Equinor aims to boost oil, gas production to 2.3 MMboe/d by 2030
Equinor ASA said it plans to increase oil and gas production to about 2.3 MMboe/d by 2030, supported by higher output from the Norwegian continental shelf (NCS) and international upstream growth.
The company, as part of its Capital Markets Day 2026, said it expects total production to rise by 150,000 boe/d by 2030, with NCS output increasing about 100,000 boe/d to 1.35 MMboe/d and international oil and gas production growing about 30% to roughly 950,000 boe/d.
NCS-led upstream growth strategy
Equinor described the NCS as the backbone of its upstream business and a key driver of long-term cash flow and value creation, with around 60% of capital expenditure directed to the basin.
The operator plans to industrialize subsea field developments and increase recovery activity to accelerate resource maturation and reduce costs, targeting 6-8 new tieback projects per year toward 2035, noting the operating model shift aims to support a larger portfolio of subsea developments and increased recovery projects across the NCS.
The NCS portfolio includes projects with break-even prices below US$35/bbl and payback times of less than 2.5 years. Continued increased recovery and exploration activity are expected to add new recoverable resources and extend field life, the company said.

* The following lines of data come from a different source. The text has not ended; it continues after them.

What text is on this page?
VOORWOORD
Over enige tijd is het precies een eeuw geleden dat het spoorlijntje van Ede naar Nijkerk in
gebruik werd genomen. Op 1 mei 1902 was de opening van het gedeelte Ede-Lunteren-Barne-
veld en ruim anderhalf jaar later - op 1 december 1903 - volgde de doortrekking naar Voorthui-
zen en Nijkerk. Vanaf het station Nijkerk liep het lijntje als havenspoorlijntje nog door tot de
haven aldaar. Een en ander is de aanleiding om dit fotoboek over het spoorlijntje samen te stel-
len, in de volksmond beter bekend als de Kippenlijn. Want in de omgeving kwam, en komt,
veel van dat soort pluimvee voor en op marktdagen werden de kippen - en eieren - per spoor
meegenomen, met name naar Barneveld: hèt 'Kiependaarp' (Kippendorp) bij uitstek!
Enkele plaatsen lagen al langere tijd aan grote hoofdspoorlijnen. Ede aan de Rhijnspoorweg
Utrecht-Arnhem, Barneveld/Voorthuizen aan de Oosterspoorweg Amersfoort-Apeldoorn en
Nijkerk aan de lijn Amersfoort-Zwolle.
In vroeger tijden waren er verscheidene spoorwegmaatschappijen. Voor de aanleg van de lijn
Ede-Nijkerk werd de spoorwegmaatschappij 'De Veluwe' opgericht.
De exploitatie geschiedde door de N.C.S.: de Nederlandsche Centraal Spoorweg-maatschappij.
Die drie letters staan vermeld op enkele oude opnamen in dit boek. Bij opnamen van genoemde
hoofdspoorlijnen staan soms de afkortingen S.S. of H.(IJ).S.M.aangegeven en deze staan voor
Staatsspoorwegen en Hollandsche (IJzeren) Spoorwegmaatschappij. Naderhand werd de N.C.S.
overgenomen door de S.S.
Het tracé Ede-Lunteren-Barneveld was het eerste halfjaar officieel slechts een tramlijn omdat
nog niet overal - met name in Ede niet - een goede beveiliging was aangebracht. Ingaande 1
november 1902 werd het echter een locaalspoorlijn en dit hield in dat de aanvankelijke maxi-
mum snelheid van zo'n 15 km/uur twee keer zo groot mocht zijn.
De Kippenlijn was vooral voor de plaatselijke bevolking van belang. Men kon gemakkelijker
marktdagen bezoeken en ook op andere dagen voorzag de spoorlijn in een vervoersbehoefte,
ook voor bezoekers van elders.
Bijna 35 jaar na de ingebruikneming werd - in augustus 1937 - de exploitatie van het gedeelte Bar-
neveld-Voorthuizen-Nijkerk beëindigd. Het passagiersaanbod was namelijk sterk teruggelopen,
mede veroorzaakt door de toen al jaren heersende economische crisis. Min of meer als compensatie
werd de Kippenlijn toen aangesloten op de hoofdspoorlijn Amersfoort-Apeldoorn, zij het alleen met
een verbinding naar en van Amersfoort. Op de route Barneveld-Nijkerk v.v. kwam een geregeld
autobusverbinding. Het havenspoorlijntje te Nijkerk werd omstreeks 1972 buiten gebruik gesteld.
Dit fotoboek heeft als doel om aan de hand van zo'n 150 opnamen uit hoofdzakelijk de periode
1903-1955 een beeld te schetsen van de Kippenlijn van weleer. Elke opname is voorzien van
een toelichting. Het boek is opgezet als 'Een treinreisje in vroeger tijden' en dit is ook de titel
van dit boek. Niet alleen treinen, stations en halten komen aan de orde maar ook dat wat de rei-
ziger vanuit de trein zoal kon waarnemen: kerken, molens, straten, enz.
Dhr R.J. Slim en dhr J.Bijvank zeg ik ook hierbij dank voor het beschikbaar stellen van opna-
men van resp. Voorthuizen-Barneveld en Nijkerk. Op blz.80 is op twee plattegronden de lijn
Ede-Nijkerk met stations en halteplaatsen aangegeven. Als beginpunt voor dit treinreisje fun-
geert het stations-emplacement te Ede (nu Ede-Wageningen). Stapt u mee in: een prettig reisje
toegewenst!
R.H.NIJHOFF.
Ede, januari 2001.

International oil and gas will account for about 30% of capital expenditure, with growth supported by assets in the United States, Brazil, Angola, the United Kingdom, and Canada. Across its international portfolio, production is expected to increase about 30% to roughly 950,000 boe/d by 2030.
Total annual capex is guided to $11-13 billion in 2028-2030, following about $12 billion in 2027, including an additional $1 billion investment in high-return oil and gas projects that year.